The body which manages the way electricity is generated said coal was last used at 15:12 on 17 May.
Fintan Slye, director of the National Grid Electricity System Operator (ESO), said the British record for solar power had also been broken this month.
Britain broke the record for a week of no coal earlier this month, which Mr Slye said would be a "new normal".
The government plans to phase out the UK's last coal-fired plants by 2025 to reduce carbon emissions and Mr Slye said there was "still a lot of work to do".
But he added: "As more and more renewables come onto the system, we're seeing things progress at an astonishing rate."
The world's first centralised public coal-fired generator opened in 1882 at Holborn Viaduct in London.
As coal plants take six hours to warm up, the ESO knows that it is on course to reach two weeks without coal after not using any since 17 May.
The longest period without coal before now ended on 9 May, when Britain lasted just over a week.
Before that, Britain had a coal-free period of 90 hours in April.
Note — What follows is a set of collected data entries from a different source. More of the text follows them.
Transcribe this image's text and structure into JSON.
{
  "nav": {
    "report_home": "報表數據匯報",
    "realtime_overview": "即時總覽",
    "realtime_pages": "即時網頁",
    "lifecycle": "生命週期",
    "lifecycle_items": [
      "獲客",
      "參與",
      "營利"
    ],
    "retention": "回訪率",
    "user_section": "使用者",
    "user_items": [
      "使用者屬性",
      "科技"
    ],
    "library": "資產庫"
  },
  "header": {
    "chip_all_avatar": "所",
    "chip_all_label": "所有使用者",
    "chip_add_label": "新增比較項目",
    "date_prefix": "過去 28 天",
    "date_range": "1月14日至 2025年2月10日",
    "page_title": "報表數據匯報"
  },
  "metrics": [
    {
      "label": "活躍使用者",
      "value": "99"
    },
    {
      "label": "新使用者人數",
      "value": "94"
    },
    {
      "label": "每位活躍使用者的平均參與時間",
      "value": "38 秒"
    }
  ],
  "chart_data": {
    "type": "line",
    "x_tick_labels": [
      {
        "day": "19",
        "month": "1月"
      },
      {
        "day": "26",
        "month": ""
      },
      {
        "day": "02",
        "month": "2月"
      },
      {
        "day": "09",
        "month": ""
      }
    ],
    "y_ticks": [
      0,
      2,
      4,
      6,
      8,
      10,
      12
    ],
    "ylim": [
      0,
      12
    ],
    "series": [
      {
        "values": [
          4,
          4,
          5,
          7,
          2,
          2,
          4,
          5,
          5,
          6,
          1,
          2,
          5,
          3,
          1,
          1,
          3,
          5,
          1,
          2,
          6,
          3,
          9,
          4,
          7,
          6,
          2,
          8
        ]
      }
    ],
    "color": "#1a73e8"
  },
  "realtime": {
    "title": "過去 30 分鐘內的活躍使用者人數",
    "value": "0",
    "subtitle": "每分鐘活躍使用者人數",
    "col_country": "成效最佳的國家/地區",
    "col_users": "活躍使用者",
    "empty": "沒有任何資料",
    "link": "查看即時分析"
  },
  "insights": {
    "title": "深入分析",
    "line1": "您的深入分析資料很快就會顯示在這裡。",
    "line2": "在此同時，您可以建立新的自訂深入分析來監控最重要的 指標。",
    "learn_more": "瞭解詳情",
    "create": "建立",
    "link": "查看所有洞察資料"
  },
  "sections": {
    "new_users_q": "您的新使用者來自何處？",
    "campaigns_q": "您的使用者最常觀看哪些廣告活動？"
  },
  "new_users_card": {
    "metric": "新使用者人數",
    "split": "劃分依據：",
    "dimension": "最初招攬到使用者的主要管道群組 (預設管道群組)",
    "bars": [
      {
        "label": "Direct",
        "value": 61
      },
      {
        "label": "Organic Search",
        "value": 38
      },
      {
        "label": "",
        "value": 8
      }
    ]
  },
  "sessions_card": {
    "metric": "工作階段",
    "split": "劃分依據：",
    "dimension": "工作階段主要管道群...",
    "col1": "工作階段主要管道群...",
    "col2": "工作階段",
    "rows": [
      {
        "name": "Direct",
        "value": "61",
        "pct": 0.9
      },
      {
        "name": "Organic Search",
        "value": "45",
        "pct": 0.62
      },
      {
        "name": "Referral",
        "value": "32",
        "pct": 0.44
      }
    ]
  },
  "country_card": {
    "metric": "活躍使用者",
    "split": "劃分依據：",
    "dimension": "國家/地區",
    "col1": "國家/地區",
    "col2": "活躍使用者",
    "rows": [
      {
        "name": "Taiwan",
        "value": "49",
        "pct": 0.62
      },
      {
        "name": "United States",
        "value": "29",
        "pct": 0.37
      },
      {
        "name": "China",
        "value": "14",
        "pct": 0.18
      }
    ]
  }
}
"As more and more renewables come on to the system, we're seeing things progress at an astonishing rate.," said Mr Slye.
"2018 was our greenest year to date, and so far, 2019 looks like it has the potential to beat it," he added.
On 14 May, Britain generated a quarter of its energy from the sun - the largest proportion yet.
When coal has not been used over the past fortnight, solar, wind, nuclear, gas and some hydro-generated power have been taking up the slack, the ESO said.
During the two-week period, on average gas made up nearly 40% of Britain's suppliers, nuclear 20%, wind 13% and other sources making up the rest.
Chris Skidmore, energy and clean growth minister, said: "The UK has the largest offshore wind capacity on the planet, can generate more than a quarter of our electricity needs from the sun and last year, more than half of our electricity came from low carbon sources."